Cordelia evitò con cura di guardare Cassian quando gli rivolse un piccolo inchino.
«Faccio preparare la gondola» disse lui. «Appoggiatevi al mio braccio.»
«Non è necessario, signore» rispose lei, pronta. «Sarebbe deplorevole abbandonare la nostra ospite.»
Elena fece un sorriso e posò le dita bianche sopra la manica di Cassian. «Dovete obbedire a un ordine così grazioso.»
Cordelia stava per varcare la soglia del salone quando accaddero due cose: il taglio sulla fronte ricominciò a sanguinare e qualcuno, alle sue spalle, le afferrò il gomito.
«Cassandra, aspettate. Lasciate che vi accompagni.»
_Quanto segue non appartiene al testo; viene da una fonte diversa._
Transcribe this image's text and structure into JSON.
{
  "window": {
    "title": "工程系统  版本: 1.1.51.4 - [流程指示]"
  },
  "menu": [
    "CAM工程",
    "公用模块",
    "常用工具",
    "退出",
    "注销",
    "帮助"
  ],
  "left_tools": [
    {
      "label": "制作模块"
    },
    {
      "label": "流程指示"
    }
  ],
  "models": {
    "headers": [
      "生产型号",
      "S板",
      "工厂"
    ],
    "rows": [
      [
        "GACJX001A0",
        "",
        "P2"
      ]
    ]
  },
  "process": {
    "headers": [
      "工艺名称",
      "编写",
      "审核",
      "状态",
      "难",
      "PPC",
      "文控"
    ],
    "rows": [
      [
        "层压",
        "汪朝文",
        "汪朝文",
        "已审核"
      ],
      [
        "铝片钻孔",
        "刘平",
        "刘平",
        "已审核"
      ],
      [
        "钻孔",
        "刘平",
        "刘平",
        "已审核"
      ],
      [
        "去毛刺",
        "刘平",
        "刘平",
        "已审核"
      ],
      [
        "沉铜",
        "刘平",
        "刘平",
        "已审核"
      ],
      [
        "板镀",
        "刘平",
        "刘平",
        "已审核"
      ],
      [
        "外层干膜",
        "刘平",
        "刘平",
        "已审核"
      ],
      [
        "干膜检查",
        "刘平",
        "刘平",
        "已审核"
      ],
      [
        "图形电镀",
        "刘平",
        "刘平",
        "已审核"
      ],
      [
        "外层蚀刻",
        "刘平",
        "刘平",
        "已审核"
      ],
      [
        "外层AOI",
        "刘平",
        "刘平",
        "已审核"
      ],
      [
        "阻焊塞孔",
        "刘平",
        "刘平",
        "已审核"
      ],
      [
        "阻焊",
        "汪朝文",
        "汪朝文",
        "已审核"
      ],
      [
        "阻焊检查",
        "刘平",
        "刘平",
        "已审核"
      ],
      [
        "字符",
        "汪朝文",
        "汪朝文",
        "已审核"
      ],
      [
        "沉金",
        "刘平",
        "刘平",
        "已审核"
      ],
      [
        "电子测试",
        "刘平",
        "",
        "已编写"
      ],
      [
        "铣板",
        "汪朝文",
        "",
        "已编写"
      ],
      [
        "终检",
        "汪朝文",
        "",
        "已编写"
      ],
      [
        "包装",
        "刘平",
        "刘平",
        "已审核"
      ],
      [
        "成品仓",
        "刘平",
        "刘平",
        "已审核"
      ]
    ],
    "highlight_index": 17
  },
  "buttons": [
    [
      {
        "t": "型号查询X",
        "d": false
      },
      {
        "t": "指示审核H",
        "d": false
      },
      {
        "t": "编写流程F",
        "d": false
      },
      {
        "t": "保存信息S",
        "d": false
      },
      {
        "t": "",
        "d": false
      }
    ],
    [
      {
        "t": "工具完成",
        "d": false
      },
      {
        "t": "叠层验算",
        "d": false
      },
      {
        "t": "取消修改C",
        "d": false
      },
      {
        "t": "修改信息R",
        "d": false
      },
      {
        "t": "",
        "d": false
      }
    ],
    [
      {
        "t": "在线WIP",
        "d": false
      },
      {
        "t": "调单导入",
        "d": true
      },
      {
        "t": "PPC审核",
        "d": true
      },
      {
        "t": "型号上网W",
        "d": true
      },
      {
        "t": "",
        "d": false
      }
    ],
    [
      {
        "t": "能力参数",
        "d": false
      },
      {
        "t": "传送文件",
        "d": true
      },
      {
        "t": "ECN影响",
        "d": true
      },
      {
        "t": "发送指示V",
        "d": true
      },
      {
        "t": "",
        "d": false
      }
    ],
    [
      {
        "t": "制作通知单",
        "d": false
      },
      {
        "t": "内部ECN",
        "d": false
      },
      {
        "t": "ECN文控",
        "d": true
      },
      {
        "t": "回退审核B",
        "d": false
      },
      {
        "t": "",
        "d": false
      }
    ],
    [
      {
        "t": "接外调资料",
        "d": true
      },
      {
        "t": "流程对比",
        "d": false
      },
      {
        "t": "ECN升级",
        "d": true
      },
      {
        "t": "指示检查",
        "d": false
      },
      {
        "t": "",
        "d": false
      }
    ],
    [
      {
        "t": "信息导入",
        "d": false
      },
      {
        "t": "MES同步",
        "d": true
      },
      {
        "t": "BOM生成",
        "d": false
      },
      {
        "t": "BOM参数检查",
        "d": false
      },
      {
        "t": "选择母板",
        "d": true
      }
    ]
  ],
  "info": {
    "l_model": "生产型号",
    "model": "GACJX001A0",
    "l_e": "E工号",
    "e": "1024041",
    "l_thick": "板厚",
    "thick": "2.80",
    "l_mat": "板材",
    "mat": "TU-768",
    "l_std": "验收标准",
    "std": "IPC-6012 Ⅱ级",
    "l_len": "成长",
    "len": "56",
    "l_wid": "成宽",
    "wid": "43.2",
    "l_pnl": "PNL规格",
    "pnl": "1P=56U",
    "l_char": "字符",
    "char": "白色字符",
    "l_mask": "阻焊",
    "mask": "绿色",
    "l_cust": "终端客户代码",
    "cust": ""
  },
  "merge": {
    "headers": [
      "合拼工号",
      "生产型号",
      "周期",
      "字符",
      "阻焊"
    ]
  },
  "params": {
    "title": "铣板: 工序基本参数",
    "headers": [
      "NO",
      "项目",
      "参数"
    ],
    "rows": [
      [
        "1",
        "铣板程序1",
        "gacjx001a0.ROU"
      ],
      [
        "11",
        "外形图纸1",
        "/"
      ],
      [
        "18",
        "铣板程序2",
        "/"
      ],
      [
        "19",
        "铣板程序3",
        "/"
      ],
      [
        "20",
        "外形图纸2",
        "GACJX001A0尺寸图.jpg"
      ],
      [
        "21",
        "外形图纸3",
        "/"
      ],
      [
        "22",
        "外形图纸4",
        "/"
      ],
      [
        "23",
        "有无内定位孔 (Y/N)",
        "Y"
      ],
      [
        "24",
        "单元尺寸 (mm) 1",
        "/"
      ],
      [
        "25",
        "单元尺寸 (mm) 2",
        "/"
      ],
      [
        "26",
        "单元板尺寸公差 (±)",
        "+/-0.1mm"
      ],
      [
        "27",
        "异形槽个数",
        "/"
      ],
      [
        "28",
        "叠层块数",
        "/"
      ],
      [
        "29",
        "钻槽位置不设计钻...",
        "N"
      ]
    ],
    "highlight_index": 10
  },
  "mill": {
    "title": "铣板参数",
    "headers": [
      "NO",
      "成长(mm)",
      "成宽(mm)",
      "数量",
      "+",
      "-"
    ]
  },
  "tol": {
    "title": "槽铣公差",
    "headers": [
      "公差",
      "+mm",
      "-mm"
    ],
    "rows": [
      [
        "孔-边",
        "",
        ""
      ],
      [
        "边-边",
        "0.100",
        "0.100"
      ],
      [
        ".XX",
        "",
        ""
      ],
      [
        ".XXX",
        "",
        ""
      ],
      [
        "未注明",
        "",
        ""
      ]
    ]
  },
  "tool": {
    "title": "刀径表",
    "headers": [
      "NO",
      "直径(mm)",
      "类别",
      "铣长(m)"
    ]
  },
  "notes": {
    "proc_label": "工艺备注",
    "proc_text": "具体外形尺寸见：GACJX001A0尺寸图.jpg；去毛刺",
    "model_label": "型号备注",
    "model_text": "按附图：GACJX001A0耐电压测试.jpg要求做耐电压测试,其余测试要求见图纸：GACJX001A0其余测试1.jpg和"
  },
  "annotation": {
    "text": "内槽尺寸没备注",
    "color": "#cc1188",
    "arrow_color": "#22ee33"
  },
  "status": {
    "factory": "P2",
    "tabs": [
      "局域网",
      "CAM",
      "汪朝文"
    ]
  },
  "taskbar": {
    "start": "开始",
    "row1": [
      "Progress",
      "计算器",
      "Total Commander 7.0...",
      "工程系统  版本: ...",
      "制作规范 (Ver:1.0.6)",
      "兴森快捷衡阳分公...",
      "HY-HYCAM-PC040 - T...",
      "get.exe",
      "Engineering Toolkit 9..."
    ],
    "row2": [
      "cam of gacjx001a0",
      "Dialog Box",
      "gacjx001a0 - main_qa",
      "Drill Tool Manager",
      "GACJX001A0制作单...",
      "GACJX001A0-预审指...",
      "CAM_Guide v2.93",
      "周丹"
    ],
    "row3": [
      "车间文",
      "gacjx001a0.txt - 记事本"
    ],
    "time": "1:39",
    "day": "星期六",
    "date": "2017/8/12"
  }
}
Per la prima volta, sentire sulle labbra di Cassian il nome della sua gemella le provocò una reazione di stizza. Con un movimento abile, liberò il braccio destro dalla sua presa e, mentre si voltava, sollevò il bastone d’avorio coprendosi il volto con la maschera.
Lui la fissò per un lungo momento. «Come se ci fosse differenza rispetto a quando non indossate una maschera.» La sua voce era carica di frustrazione.
«La mia gondola sta attendendo» rispose lei, senza dar segno di aver compreso l’osservazione. «Volete accordarmi i vostri saluti, signore?»
«Non posso guardare ancora una volta il vostro viso prima di lasciarvi andare?»
Cordelia cercava una risposta adatta senza trovare neppure una parola, lui indietreggiò di un passo mentre un’espressione incredula gli balenava in faccia. Scosse appena il capo come se non riuscisse a credere al proprio comportamento.
«Perdonatemi» aggiunse infatti, con un inchino formale. «Sto trattenendovi a scapito del vostro benessere. Verrò a farvi visita in serata. Spero di trovarvi abbastanza in forze.»
Cordelia inclinò il capo in segno di assenso e, con sollievo, si diresse verso lo scalone.
Nel momento in cui la gondola si staccò dall’imbarcadero, quando pensava di essere finalmente al sicuro, un grido risuonò per il Rio di Santa Marina e d’istinto seppe da dove proveniva. Mentre la gondola si dirigeva verso il Canal Grande, Cordelia scorse una donna affacciata al balcone del palazzo a fianco di Casa Bolani; era una serva che gridava all’assassinio con tutta la forza che aveva in corpo.